Salvador relatou que só descobriu possíveis irregularidades com a chegada da Polícia Federal ao escritório. Após esse episódio, teria pedido o encerramento do contrato com Antunes e informou que a empresa Voga, terceirizada, assumiu a contabilidade. O executivo ainda mencionou que teve pouco contato com Rubens Costa, mas confirmou que ele era seu antecessor no setor financeiro, sugerindo uma cadeia de comando bem definida na estrutura da fraude.
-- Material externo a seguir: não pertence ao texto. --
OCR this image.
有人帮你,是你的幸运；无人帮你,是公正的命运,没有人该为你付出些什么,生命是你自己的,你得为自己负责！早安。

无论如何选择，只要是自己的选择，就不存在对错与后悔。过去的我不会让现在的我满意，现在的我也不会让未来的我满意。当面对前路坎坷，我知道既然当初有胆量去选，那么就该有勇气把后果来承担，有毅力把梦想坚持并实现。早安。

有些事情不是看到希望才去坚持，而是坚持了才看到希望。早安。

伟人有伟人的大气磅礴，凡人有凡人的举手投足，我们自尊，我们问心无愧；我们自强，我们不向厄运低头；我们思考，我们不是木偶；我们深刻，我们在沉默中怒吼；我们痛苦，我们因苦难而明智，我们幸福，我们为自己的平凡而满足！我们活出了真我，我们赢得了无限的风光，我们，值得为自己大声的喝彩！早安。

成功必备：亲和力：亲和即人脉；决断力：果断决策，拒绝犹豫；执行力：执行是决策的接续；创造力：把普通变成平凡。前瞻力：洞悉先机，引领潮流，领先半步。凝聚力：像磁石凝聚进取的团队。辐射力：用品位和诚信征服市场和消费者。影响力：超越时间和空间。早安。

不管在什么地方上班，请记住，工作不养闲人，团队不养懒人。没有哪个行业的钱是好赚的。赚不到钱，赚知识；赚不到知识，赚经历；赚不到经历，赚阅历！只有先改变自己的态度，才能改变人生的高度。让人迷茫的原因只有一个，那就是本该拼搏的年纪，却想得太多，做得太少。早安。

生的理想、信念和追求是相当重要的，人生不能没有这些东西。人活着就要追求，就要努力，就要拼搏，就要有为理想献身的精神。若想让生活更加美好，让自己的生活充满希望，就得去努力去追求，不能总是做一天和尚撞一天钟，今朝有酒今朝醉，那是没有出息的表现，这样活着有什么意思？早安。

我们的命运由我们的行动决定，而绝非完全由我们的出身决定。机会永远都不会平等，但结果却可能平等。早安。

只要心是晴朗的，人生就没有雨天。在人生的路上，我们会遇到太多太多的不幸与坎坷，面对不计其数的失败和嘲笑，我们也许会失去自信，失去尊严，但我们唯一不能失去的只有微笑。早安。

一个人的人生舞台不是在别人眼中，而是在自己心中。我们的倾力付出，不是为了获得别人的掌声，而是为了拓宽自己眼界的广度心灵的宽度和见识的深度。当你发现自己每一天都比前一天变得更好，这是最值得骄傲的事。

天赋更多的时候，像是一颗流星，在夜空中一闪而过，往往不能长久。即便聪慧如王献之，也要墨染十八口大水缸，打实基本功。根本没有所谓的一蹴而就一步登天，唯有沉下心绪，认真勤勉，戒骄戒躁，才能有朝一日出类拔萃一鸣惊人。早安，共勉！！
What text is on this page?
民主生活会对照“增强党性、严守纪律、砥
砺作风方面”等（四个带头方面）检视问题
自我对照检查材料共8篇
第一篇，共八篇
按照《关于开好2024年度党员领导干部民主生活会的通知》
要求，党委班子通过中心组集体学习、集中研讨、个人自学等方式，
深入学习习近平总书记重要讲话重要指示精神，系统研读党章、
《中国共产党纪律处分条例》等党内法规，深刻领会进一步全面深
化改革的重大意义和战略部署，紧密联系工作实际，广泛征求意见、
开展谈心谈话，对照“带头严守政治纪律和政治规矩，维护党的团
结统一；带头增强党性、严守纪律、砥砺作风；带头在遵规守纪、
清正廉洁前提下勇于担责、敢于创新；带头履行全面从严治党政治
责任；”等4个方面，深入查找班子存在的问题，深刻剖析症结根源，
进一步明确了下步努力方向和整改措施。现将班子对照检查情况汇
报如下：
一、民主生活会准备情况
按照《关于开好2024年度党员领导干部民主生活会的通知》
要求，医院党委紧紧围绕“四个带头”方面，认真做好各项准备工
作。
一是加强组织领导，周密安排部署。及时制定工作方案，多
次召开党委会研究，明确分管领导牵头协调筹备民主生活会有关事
O depoimento de Rubens Costa ganhou contornos jurídicos após seu advogado solicitar que ele fosse ouvido como investigado e não apenas testemunha. O argumento central foi que há pedido de prisão preventiva contra Costa e que, como investigado, teria o direito constitucional de permanecer em silêncio para não produzir provas contra si.
O pedido foi analisado pelo presidente da CPMI, senador Carlos Viana (Podemos-MG), que manteve Costa na condição de testemunha, respaldando-se em decisão colegiada. Segundo o senador, não há respaldo regimental para mudança da condição de convocação, reforçando o compromisso da CPMI com a transparência e a celeridade das apurações. Como testemunha, Costa é obrigado a responder aos questionamentos da comissão, salvo em situações que possam comprometer sua integridade legal.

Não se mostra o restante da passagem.